Le Togo face à une nouvelle révision constitutionnelle : l’ANC dénonce une manœuvre politique
L’Alliance Nationale pour le Changement (ANC) du Togo manifeste son désaccord face aux rumeurs persistantes concernant l’ouverture d’un nouveau dialogue politique, potentiellement axé sur une révision de la Constitution togolaise. Par le biais d’une déclaration officielle rendue publique le 28 mai 2026, le parti, sous la direction de Jean-Pierre Fabre, qualifie cette démarche de tentative de diversion politique et réaffirme son opposition catégorique à toute initiative qu’il jugerait dénuée de véritable consensus national.
Pour l’ANC, les informations faisant état de discussions en préparation pour modifier une fois de plus le texte constitutionnel soulèvent de nombreuses interrogations. Le parti estime qu’une telle entreprise ne répondrait pas aux attentes légitimes des citoyens togolais en matière de démocratie et de gouvernance, mais viserait plutôt à renforcer l’édifice politique mis en place par les récentes réformes institutionnelles.
Dans son communiqué, la formation politique a clairement indiqué qu’elle ne prendrait part à aucun processus qu’elle assimile à un « simulacre de dialogue ». Elle lance un appel pressant aux forces démocratiques, aux organisations de la société civile, ainsi qu’aux partenaires internationaux du Togo, à faire preuve d’une vigilance accrue face à toute réforme qui ne serait pas le fruit d’un large et authentique consensus national.

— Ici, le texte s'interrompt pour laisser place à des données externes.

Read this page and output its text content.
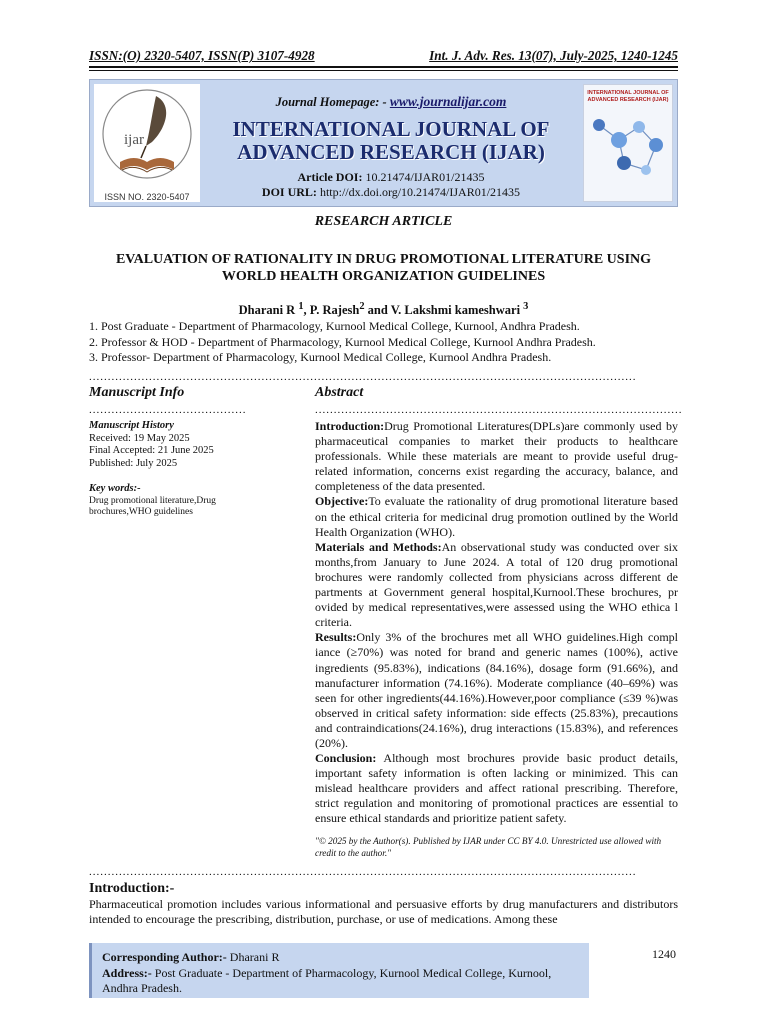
ISSN:(O) 2320-5407, ISSN(P) 3107-4928	Int. J. Adv. Res. 13(07), July-2025, 1240-1245
ijar
ISSN NO. 2320-5407
Journal Homepage: - www.journalijar.com
INTERNATIONAL JOURNAL OF
ADVANCED RESEARCH (IJAR)
Article DOI: 10.21474/IJAR01/21435
DOI URL: http://dx.doi.org/10.21474/IJAR01/21435
INTERNATIONAL JOURNAL OF ADVANCED RESEARCH (IJAR)
RESEARCH ARTICLE
EVALUATION OF RATIONALITY IN DRUG PROMOTIONAL LITERATURE USING
WORLD HEALTH ORGANIZATION GUIDELINES
Dharani R $^1$, P. Rajesh$^2$ and V. Lakshmi kameshwari $^3$
1. Post Graduate - Department of Pharmacology, Kurnool Medical College, Kurnool, Andhra Pradesh.
2. Professor & HOD - Department of Pharmacology, Kurnool Medical College, Kurnool Andhra Pradesh.
3. Professor- Department of Pharmacology, Kurnool Medical College, Kurnool Andhra Pradesh.
..................................................................................................................................................
Manuscript Info	Abstract
..........................................	..................................................................................................
Manuscript History
Received: 19 May 2025
Final Accepted: 21 June 2025
Published: July 2025
Key words:-
Drug promotional literature,Drug brochures,WHO guidelines

Introduction:Drug Promotional Literatures(DPLs)are commonly used by pharmaceutical companies to market their products to healthcare professionals. While these materials are meant to provide useful drug-related information, concerns exist regarding the accuracy, balance, and completeness of the data presented.

Objective:To evaluate the rationality of drug promotional literature based on the ethical criteria for medicinal drug promotion outlined by the World Health Organization (WHO).

Materials and Methods:An observational study was conducted over six months,from January to June 2024. A total of 120 drug promotional brochures were randomly collected from physicians across different de partments at Government general hospital,Kurnool.These brochures, pr ovided by medical representatives,were assessed using the WHO ethica l criteria.

Results:Only 3% of the brochures met all WHO guidelines.High compl iance (≥70%) was noted for brand and generic names (100%), active ingredients (95.83%), indications (84.16%), dosage form (91.66%), and manufacturer information (74.16%). Moderate compliance (40–69%) was seen for other ingredients(44.16%).However,poor compliance (≤39 %)was observed in critical safety information: side effects (25.83%), precautions and contraindications(24.16%), drug interactions (15.83%), and references (20%).

Conclusion: Although most brochures provide basic product details, important safety information is often lacking or minimized. This can mislead healthcare providers and affect rational prescribing. Therefore, strict regulation and monitoring of promotional practices are essential to ensure ethical standards and prioritize patient safety.

"© 2025 by the Author(s). Published by IJAR under CC BY 4.0. Unrestricted use allowed with credit to the author."
..................................................................................................................................................
Introduction:-
Pharmaceutical promotion includes various informational and persuasive efforts by drug manufacturers and distributors intended to encourage the prescribing, distribution, purchase, or use of medications. Among these
Corresponding Author:- Dharani R
Address:- Post Graduate - Department of Pharmacology, Kurnool Medical College, Kurnool, Andhra Pradesh.
1240
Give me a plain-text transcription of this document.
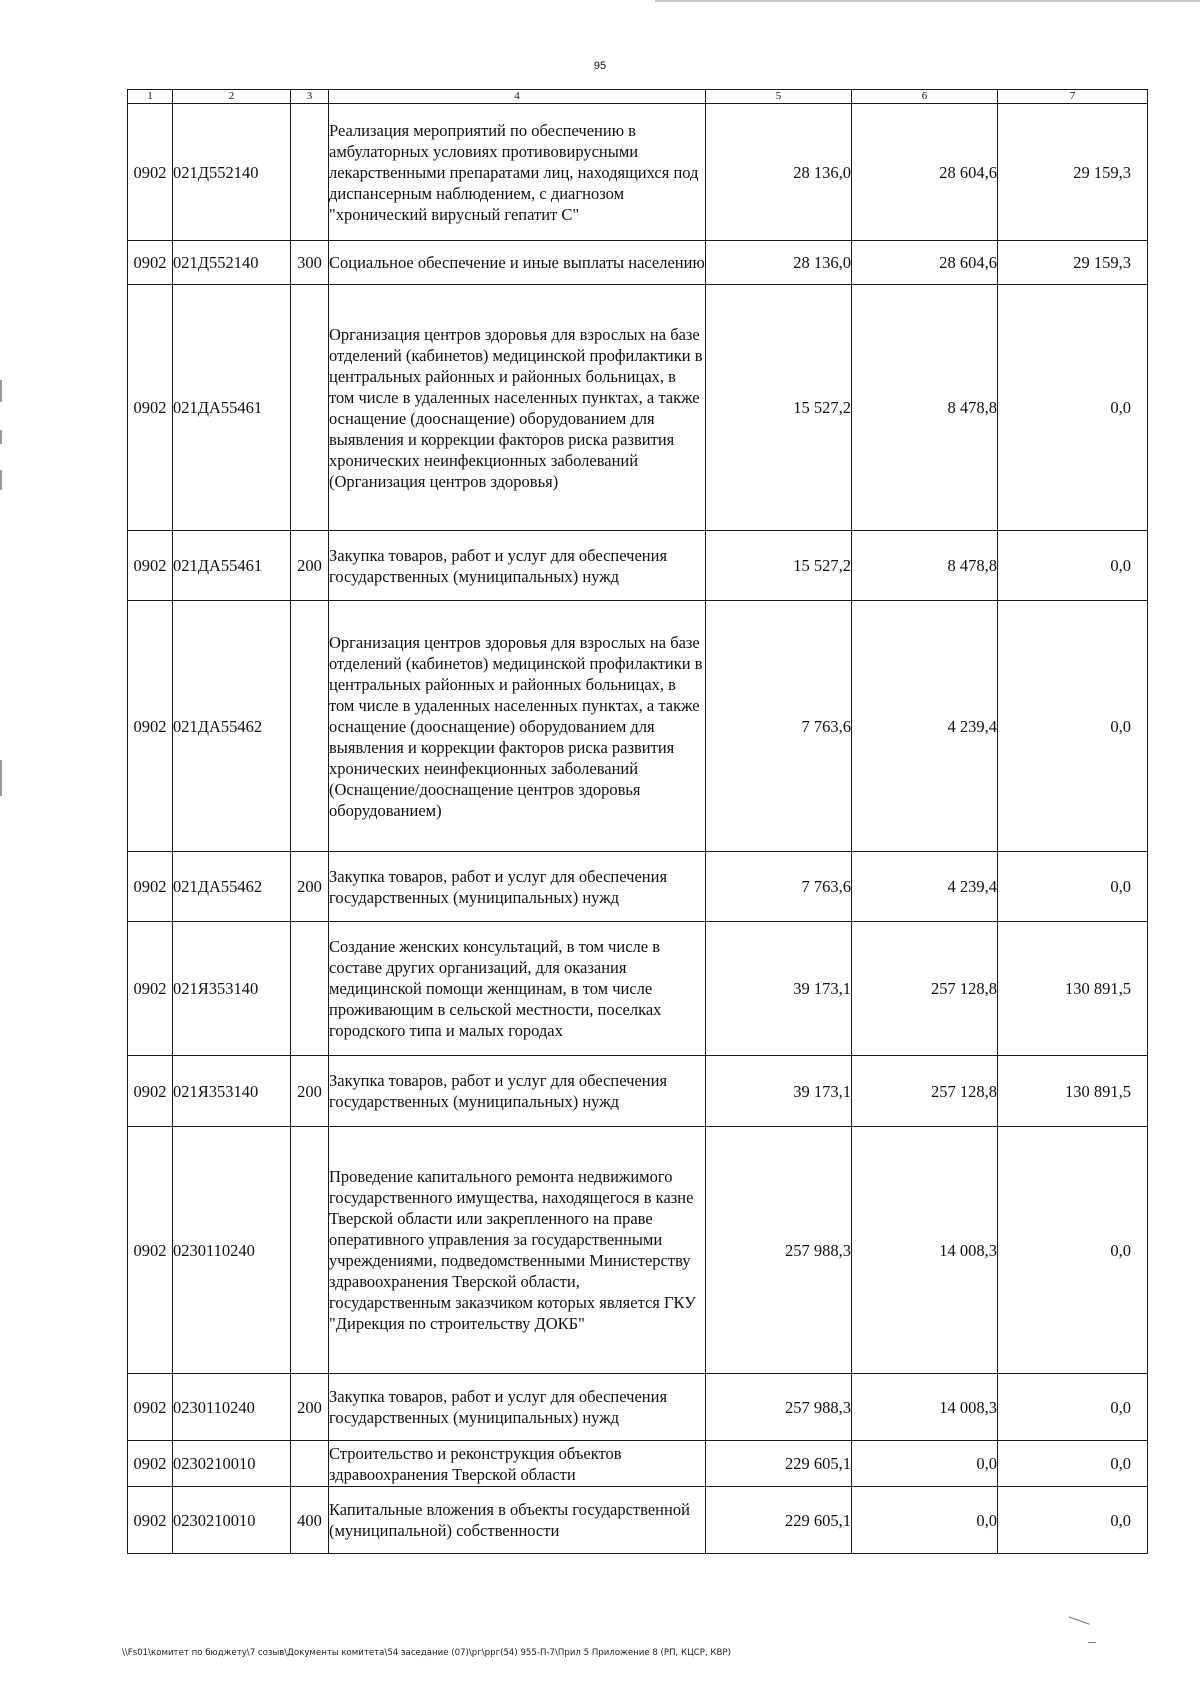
95
1	2	3	4	5	6	7
0902	021Д552140		Реализация мероприятий по обеспечению в амбулаторных условиях противовирусными лекарственными препаратами лиц, находящихся под диспансерным наблюдением, с диагнозом "хронический вирусный гепатит С"	28 136,0	28 604,6	29 159,3
0902	021Д552140	300	Социальное обеспечение и иные выплаты населению	28 136,0	28 604,6	29 159,3
0902	021ДА55461		Организация центров здоровья для взрослых на базе отделений (кабинетов) медицинской профилактики в центральных районных и районных больницах, в том числе в удаленных населенных пунктах, а также оснащение (дооснащение) оборудованием для выявления и коррекции факторов риска развития хронических неинфекционных заболеваний (Организация центров здоровья)	15 527,2	8 478,8	0,0
0902	021ДА55461	200	Закупка товаров, работ и услуг для обеспечения государственных (муниципальных) нужд	15 527,2	8 478,8	0,0
0902	021ДА55462		Организация центров здоровья для взрослых на базе отделений (кабинетов) медицинской профилактики в центральных районных и районных больницах, в том числе в удаленных населенных пунктах, а также оснащение (дооснащение) оборудованием для выявления и коррекции факторов риска развития хронических неинфекционных заболеваний (Оснащение/дооснащение центров здоровья оборудованием)	7 763,6	4 239,4	0,0
0902	021ДА55462	200	Закупка товаров, работ и услуг для обеспечения государственных (муниципальных) нужд	7 763,6	4 239,4	0,0
0902	021Я353140		Создание женских консультаций, в том числе в составе других организаций, для оказания медицинской помощи женщинам, в том числе проживающим в сельской местности, поселках городского типа и малых городах	39 173,1	257 128,8	130 891,5
0902	021Я353140	200	Закупка товаров, работ и услуг для обеспечения государственных (муниципальных) нужд	39 173,1	257 128,8	130 891,5
0902	0230110240		Проведение капитального ремонта недвижимого государственного имущества, находящегося в казне Тверской области или закрепленного на праве оперативного управления за государственными учреждениями, подведомственными Министерству здравоохранения Тверской области, государственным заказчиком которых является ГКУ "Дирекция по строительству ДОКБ"	257 988,3	14 008,3	0,0
0902	0230110240	200	Закупка товаров, работ и услуг для обеспечения государственных (муниципальных) нужд	257 988,3	14 008,3	0,0
0902	0230210010		Строительство и реконструкция объектов здравоохранения Тверской области	229 605,1	0,0	0,0
0902	0230210010	400	Капитальные вложения в объекты государственной (муниципальной) собственности	229 605,1	0,0	0,0
\\Fs01\комитет по бюджету\7 созыв\Документы комитета\54 заседание (07)\рг\ррг(54) 955-П-7\Прил 5 Приложение 8 (РП, КЦСР, КВР)
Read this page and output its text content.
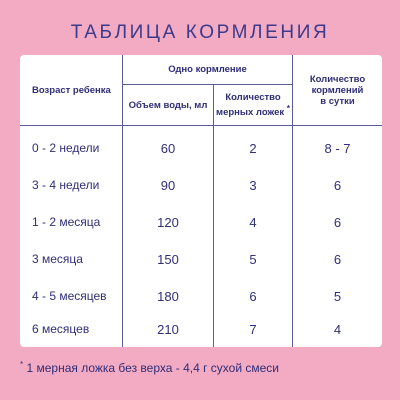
ТАБЛИЦА КОРМЛЕНИЯ
Возраст ребенка
Одно кормление
Объем воды, мл
Количество
мерных ложек *
Количество
кормлений
в сутки
0 - 2 недели	60	2	8 - 7
3 - 4 недели	90	3	6
1 - 2 месяца	120	4	6
3 месяца	150	5	6
4 - 5 месяцев	180	6	5
6 месяцев	210	7	4
* 1 мерная ложка без верха - 4,4 г сухой смеси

L’ANC maintient également ses profondes réserves concernant la Constitution actuellement en vigueur. Selon le parti, les modifications institutionnelles survenues au cours des dernières années continuent de susciter des inquiétudes quant à leur légitimité et leur capacité à satisfaire pleinement les aspirations démocratiques de la population.
Par cette prise de parole, l’opposition réaffirme sa conviction inébranlable que toute réforme constitutionnelle d’envergure doit impérativement être précédée d’un dialogue inclusif, rassemblant l’ensemble des acteurs politiques et sociaux du pays. Cette condition est jugée indispensable pour garantir la crédibilité et l’acceptation généralisée des futures réformes.
Cette position ferme intervient dans un climat politique national où les questions institutionnelles restent au cœur des débats. Alors que les spéculations s’intensifient autour d’une éventuelle nouvelle révision de la Constitution, l’ANC entend marquer clairement sa différence et prévenir toute initiative qu’elle considère comme contraire à l’esprit d’un processus démocratique véritablement consensuel.